Meredith drew a steadying breath and picked up the phone. "Stuart, thank you very much for calling me back so quickly."

"I was on my way to a deposition when I heard my secretary take your call," he replied, his tone businesslike but polite.

"I have a small legal problem," she explained. "Actually, it isn't a small problem. It's rather large. No, enormous."

"I'm listening," he said when she hesitated.

"Do you want me to tell you what it is now? On the phone, when you're in a hurry to leave?"

"Not necessarily. You could give me a hint though—to whet my legal appetite."

She heard it then—the dry veiled humor in his voice—and she breathed a sigh of relief. "To put it briefly, I need advice about—about my divorce."

"In that case," he gravely and immediately replied, "my advice is to marry Parker first. We can get a better settlement that way."

"This isn't a joke like the last time, Stuart," she warned, but there was something about him that inspired so much confidence that she smiled a little. "I'm in the most amazing legal mess you've ever encountered. I need to get out of it right away."

"I normally like to drag things out—it builds up the fees," he drolly replied. "However, for an old friend, I suppose I could sacrifice avarice for compassion just once. Are you free for dinner tonight?"

"You're an angel!"

"Really? Yesterday the opposing counsel told the judge I was a manipulative son of a bitch."

"You are not!" Meredith protested loyally.

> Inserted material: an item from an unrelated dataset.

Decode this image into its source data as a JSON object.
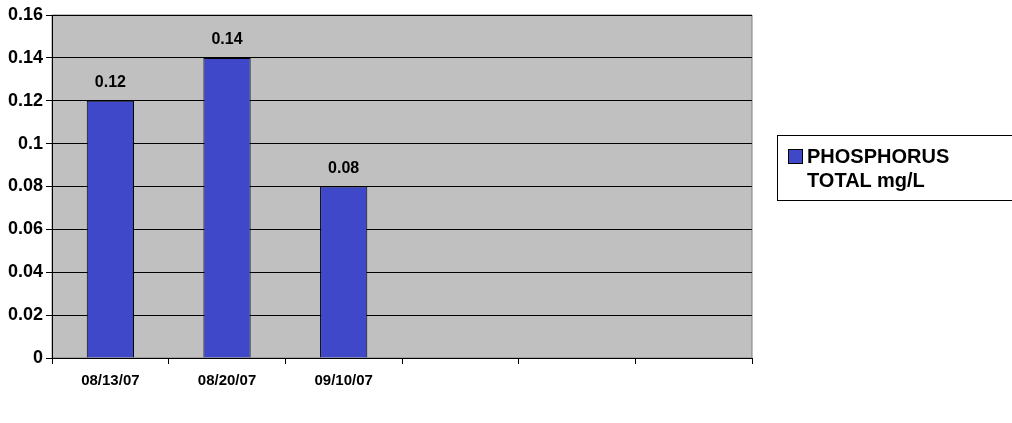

He laughed softly. "Yes, my beauty, I am."

Chapter 32

Far from being judgmental, or appalled by her behavior as an eighteen-year-old, Stuart listened to her entire tale without a sign of emotion—not even surprise when she told him the identity of the father of her baby. In fact, so disconcerting was his bland expression and unwavering silence, that when Meredith finished her recitation, she said hesitantly, "Stuart, have I made everything clear?"

"Perfectly clear," he said, and as if to prove that, he added, "You've just finished telling me that your father is now willing to use his influence to get Farrell's zoning request approved with the same disregard for the illegality of influence peddling that he displayed when he had Senator Davies block it? Right?"

"I—I think so," she replied, uneasy about his smoothly worded condemnation of her father's actions.

"Pearson and Levinson represent Farrell?"

"Yes."

"That's it, then," he declared, signaling the waiter for the check. "I'll call Bill Pearson in the morning and tell him that his client is unjustly putting my favorite client to a lot of needless mental anguish."